At the RIT Center for MAGIC (Media, Arts, Games, Interaction and Creativity), we talk a lot about making things. Well, more correctly we make a lot of things and occasionally talk about them – we’re probably guilty of focusing more on making than on examining the how and why we do so.
A little while ago I was cleaning our house and I found a piece of homework debris my son had stuffed in a backpack. It looked like this:
I was somewhat intrigued, because (a) I like to make things, (b) I was curious as to his intentions in making this, and (c) it was colorful. What I discovered was that he gets a sheet like this quite often, with three random words on it. He’s learning his letters, and his ‘job’ is to copy the word in the boxes below. The idea, one might suppose, is to spend enough time writing various letters and combinations that they become familiar and/or habit. It’s the 10,000 hours theory applied to letters.
So every day or two there’s another sheet, more words, more letters. OK. I asked him about the colors. He told me the colors are there to make it more fun and so it looks pretty. I asked him about the words and he stared at me blankly for a bit. I asked again “what do the words mean?” He knew all of the words, but had to stop and think about it – the frame he was operating in for that assignment, letters, didn’t have any context for the words. It wasn’t about words. It was about letters.
More ironically, I found a bunch of the other sheets and they are largely nonsensical as sentences. There’s clearly a program at work that randomly spits words across a page for students to copy, probably ensuring that every letter gets used so often or some such. I don’t know. What I do know is that this particular sheet, or this particular teacher, is either brilliant and subversive, or this is one a truly masterful piece of art arising from random chance.

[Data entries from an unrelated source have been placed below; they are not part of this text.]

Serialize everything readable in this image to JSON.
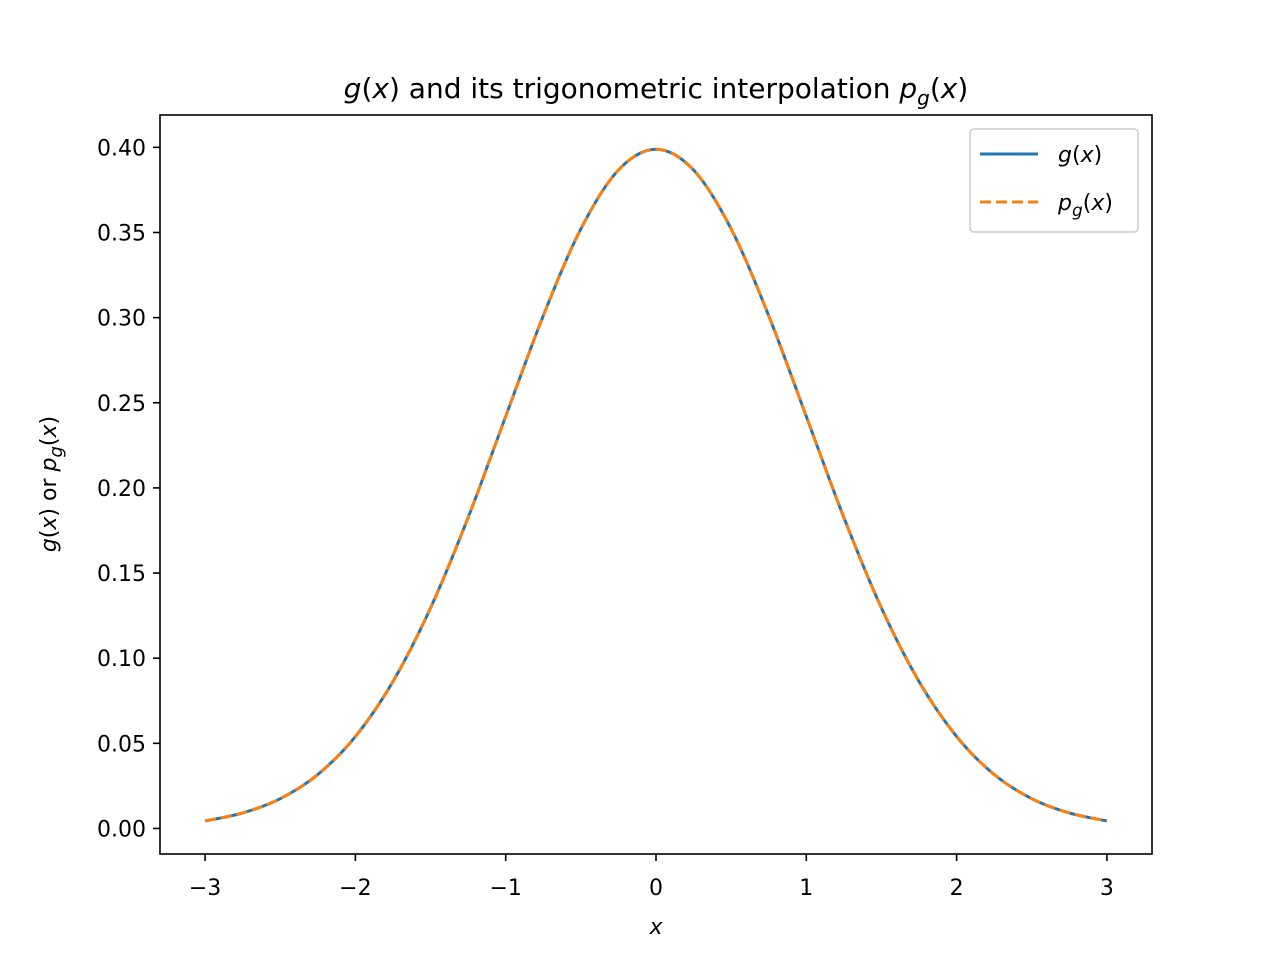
{
  "chart_data": {
    "type": "line",
    "title": {
      "g": "g",
      "x1": "x",
      "middle": " and its trigonometric interpolation ",
      "p": "p",
      "sub": "g",
      "x2": "x"
    },
    "xlabel": "x",
    "ylabel": {
      "g": "g",
      "x1": "x",
      "middle": " or ",
      "p": "p",
      "sub": "g",
      "x2": "x"
    },
    "xlim": [
      -3.3,
      3.3
    ],
    "ylim": [
      -0.015,
      0.419
    ],
    "xticks": [
      -3,
      -2,
      -1,
      0,
      1,
      2,
      3
    ],
    "xtick_labels": [
      "−3",
      "−2",
      "−1",
      "0",
      "1",
      "2",
      "3"
    ],
    "yticks": [
      0.0,
      0.05,
      0.1,
      0.15,
      0.2,
      0.25,
      0.3,
      0.35,
      0.4
    ],
    "ytick_labels": [
      "0.00",
      "0.05",
      "0.10",
      "0.15",
      "0.20",
      "0.25",
      "0.30",
      "0.35",
      "0.40"
    ],
    "grid": false,
    "legend_position": "top-right",
    "x": [
      -3.0,
      -2.75,
      -2.5,
      -2.25,
      -2.0,
      -1.75,
      -1.5,
      -1.25,
      -1.0,
      -0.75,
      -0.5,
      -0.25,
      0.0,
      0.25,
      0.5,
      0.75,
      1.0,
      1.25,
      1.5,
      1.75,
      2.0,
      2.25,
      2.5,
      2.75,
      3.0
    ],
    "series": [
      {
        "name": "g(x)",
        "legend": {
          "g": "g",
          "x": "x"
        },
        "color": "#1f77b4",
        "style": "solid",
        "values": [
          0.0044,
          0.0091,
          0.0175,
          0.0317,
          0.054,
          0.0863,
          0.1295,
          0.1826,
          0.242,
          0.3011,
          0.3521,
          0.3867,
          0.3989,
          0.3867,
          0.3521,
          0.3011,
          0.242,
          0.1826,
          0.1295,
          0.0863,
          0.054,
          0.0317,
          0.0175,
          0.0091,
          0.0044
        ]
      },
      {
        "name": "p_g(x)",
        "legend": {
          "p": "p",
          "sub": "g",
          "x": "x"
        },
        "color": "#ff7f0e",
        "style": "dashed",
        "values": [
          0.0044,
          0.0091,
          0.0175,
          0.0317,
          0.054,
          0.0863,
          0.1295,
          0.1826,
          0.242,
          0.3011,
          0.3521,
          0.3867,
          0.3989,
          0.3867,
          0.3521,
          0.3011,
          0.242,
          0.1826,
          0.1295,
          0.0863,
          0.054,
          0.0317,
          0.0175,
          0.0091,
          0.0044
        ]
      }
    ]
  }
}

You see, I know my son. I asked him whether he liked the letters assignment (he didn’t) and what he felt he was getting out of it (blank stare). About the same time, I caught him making letters out of Lego. “See, this side is slanted. This side is curved. This part connects these other parts.” He still struggles with the motor-dexterity of creating the letters, and probably will for a while. But he doesn’t struggle with the patterns of the letters themselves, or their meaning – he reads grade levels beyond his age. For him, thinking of letters as constructed objects with meaning was critical.
What if we learned about language not by learning a complex (and in American English somewhat arbitrary and convoluted) ruleset through memorization and practice, but by creating languages and studying patterns? We have the tools to do this at our fingertips – but we don’t.